The monthly version produces about 5.8% more wealth from the same total contributions, purely because interest compounds more frequently and payments are made more often (giving each payment slightly more time to grow on average).

When modeling annuities, always match the payment frequency to the compounding frequency. If you make monthly payments, use a monthly rate (annual rate / 12) and monthly periods (years × 12). Mixing annual rates with monthly payments without adjusting is a common and costly mistake.

Annuity math is the backbone of DCF valuation and many other corporate finance applications. Here's how the connection works:

1. Terminal value as a perpetuity (infinite annuity):

In a DCF model, the terminal value is often calculated using the Gordon Growth Model: TV = FCF × (1 + g) / (r − g). This is actually the formula for a growing perpetuity — an annuity that never stops and grows at rate g. It's the limiting case of the annuity present value formula as n approaches infinity.

2. Loan and lease modeling:

Companies carry debt with fixed payments — these are annuities. When you calculate the present value of a company's debt obligations for enterprise value, you're using the annuity PV formula.

3. Capital budgeting:

When a company evaluates a project that generates equal annual cash flows, the NPV calculation simplifies to an annuity PV minus the initial investment. Finance teams use annuity factors daily to assess project viability.

4. Bond valuation:

A bond's price is the PV of its coupon payments (an annuity) plus the PV of its face value (a lump sum). The annuity component typically represents 30-70% of a bond's total value, depending on the coupon rate and time to maturity.

Mastering annuity calculations gives you the mathematical intuition to understand and build more complex financial models. Every DCF, LBO, and bond pricing model is built on these formulas.

The total interest earned on an annuity is the difference between the future value and the total amount of payments you contributed. It represents the cumulative return generated by compounding over time.

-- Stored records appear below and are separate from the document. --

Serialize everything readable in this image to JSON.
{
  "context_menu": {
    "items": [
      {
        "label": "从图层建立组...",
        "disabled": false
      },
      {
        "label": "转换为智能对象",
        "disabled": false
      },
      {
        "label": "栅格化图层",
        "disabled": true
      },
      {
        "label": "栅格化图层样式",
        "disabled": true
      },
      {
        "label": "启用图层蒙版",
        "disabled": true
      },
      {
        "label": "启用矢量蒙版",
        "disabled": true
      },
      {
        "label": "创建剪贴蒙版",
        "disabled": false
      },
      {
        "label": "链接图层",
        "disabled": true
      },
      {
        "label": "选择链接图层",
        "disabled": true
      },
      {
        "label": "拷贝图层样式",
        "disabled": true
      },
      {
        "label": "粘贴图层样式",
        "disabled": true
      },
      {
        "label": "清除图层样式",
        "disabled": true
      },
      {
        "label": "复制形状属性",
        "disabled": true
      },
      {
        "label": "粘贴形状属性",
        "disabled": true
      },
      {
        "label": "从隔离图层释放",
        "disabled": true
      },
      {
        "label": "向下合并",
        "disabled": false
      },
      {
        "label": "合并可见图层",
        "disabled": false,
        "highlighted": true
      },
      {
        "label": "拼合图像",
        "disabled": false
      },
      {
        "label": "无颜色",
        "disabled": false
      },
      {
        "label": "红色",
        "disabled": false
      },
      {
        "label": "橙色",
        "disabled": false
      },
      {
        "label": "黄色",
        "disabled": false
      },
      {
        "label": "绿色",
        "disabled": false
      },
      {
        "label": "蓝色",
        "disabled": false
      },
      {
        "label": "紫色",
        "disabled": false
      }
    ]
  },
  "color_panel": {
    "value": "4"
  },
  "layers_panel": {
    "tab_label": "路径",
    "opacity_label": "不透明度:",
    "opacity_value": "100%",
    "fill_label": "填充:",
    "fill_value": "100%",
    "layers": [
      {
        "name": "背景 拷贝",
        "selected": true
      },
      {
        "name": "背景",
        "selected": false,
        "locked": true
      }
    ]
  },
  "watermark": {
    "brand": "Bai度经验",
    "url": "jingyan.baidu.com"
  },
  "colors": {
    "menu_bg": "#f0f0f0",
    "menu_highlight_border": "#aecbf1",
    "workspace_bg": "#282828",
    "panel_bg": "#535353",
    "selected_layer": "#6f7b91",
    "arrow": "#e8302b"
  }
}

Total Interest = Future Value − Total Payments

Why this number is more important than most people realize:

• Early years — Interest earned is relatively small because the balance is still low. Most of each period's growth comes from your new payment, not from compounding.
• Later years — The interest component dominates. In a 30-year annuity at 7%, the interest earned in the final year alone can exceed several years of contributions combined.
• The crossover point — There's a moment in every annuity where cumulative interest earned surpasses cumulative contributions. For a 7% annual return, this crossover typically happens around year 15-18.

For lenders (the flip side): If you're the one paying an annuity (like a mortgage), the total interest represents your cost of borrowing. A 30-year mortgage at 7% on a $300,000 loan generates roughly $419,000 in total interest — meaning you pay back more than double the original loan amount. This is why accelerating payments (or refinancing to a lower rate) can save enormous amounts of money.

The year-by-year growth table in this calculator makes the compounding curve visible. Watch how the balance growth accelerates in later years — that's compound interest working exponentially, not linearly.